تلخیص
Kashmir is bountifully rich in its heritage -her magnificent monuments, creditable
inscriptions and exotic sculptures are known world over. Of these, a considerable number
of stone sculptures remain mostly in the museums and private houses across the globe for
their rich and prolific artistic traditions or are worshiped in the temples in Kashmir or
elsewhere. Most of the surviving sculptures were created to serve a religious purpose as
they depict divinities or mythical stories of the two earliest faiths in Kashmir, Buddhism
and Brahmanism. Most of these cult icons are recognised by the emblems or gestures they
display in addition to iconography. For the excellent manifestations the codified physical
descriptions of the iconographic forms were faithfully followed and the artists just added
the aesthetic sensibilities and technical skills to produce the master pieces. ‘Most
visualisations provide basic scheme for the artists to embellish with the aesthetic tastes
and changing fashion of their own age’ (Pal 2007:65). Many of these evolved and
developed on account of ideas and philosophies of the peoples who traveled to and fro on
the historical Silk Route for the caravan traffic of commodities and mercantile or else
because of the zeal of the missionaries who continuously traversed this diamond path.

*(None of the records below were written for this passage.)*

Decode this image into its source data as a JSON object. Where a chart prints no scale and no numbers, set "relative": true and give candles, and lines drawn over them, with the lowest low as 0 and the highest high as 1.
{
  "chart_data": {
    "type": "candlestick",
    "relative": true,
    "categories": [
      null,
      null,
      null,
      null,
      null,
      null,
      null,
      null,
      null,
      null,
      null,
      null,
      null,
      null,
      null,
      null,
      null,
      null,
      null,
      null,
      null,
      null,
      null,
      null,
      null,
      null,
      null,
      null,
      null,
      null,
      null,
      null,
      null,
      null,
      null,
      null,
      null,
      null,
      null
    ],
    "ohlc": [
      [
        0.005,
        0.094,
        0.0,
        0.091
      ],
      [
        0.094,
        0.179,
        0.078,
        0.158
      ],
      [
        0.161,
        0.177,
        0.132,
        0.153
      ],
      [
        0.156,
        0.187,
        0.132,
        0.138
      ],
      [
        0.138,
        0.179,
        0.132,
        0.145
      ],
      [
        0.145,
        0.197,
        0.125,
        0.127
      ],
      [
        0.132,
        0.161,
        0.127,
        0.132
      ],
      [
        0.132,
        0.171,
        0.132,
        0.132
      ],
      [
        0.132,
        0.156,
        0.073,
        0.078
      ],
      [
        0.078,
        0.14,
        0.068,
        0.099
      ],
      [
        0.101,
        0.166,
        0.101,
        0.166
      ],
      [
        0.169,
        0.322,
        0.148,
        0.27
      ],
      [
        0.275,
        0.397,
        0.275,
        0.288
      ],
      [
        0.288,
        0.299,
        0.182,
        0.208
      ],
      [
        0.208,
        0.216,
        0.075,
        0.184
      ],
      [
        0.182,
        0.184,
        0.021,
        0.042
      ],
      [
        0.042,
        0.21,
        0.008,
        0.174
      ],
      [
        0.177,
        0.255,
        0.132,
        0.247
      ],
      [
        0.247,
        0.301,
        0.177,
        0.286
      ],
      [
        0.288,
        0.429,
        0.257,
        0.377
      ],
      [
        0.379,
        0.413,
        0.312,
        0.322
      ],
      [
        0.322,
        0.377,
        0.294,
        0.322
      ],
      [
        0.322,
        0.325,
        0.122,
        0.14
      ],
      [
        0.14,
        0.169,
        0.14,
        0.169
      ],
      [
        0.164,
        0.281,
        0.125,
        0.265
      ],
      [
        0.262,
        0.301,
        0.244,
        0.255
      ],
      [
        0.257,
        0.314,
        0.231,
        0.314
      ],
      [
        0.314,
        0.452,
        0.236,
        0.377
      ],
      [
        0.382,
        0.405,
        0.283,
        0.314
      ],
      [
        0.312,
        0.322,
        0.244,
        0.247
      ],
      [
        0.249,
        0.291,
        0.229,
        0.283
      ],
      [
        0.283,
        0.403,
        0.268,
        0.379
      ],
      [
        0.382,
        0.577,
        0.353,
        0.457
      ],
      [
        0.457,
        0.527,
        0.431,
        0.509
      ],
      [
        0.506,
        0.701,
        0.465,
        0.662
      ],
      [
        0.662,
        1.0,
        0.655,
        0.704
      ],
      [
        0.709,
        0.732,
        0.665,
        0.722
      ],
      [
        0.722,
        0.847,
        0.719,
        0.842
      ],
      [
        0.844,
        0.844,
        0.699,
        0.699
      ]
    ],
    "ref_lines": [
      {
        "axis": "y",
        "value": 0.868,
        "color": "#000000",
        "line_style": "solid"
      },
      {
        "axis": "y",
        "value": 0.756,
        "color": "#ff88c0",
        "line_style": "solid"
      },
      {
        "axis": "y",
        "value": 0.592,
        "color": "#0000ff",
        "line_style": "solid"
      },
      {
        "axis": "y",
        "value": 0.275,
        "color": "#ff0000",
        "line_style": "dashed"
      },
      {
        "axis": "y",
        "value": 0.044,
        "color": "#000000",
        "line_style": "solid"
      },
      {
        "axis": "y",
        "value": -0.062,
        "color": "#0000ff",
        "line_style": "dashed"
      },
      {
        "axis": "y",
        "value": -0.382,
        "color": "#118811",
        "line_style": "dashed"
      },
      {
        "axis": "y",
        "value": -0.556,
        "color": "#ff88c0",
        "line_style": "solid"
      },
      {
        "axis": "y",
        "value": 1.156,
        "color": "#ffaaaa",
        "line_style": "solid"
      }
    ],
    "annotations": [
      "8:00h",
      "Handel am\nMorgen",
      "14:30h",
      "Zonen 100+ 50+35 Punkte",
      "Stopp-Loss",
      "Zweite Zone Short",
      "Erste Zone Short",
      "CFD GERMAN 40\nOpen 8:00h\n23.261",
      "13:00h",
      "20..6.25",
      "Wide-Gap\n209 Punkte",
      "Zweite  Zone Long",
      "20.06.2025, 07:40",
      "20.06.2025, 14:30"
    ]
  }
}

Apart from political or cultural reasons the artistic fraternity got dislodged in Gandhara
to take asylum in the Valley of Kashmirand created manifestations that display crosscultural fertilisations. Given the intimacy of the relations Gandhara and Kashmir
enjoyed, the paper aims to highlight how and when Gandharan elements of Hellenism
was introduced in the art of Kashmir.
AIJAZ A. BANDEY. (2014) Hellenism in Early Kashmir Images, Pakistan Heritage, Volume 6, Issue 1.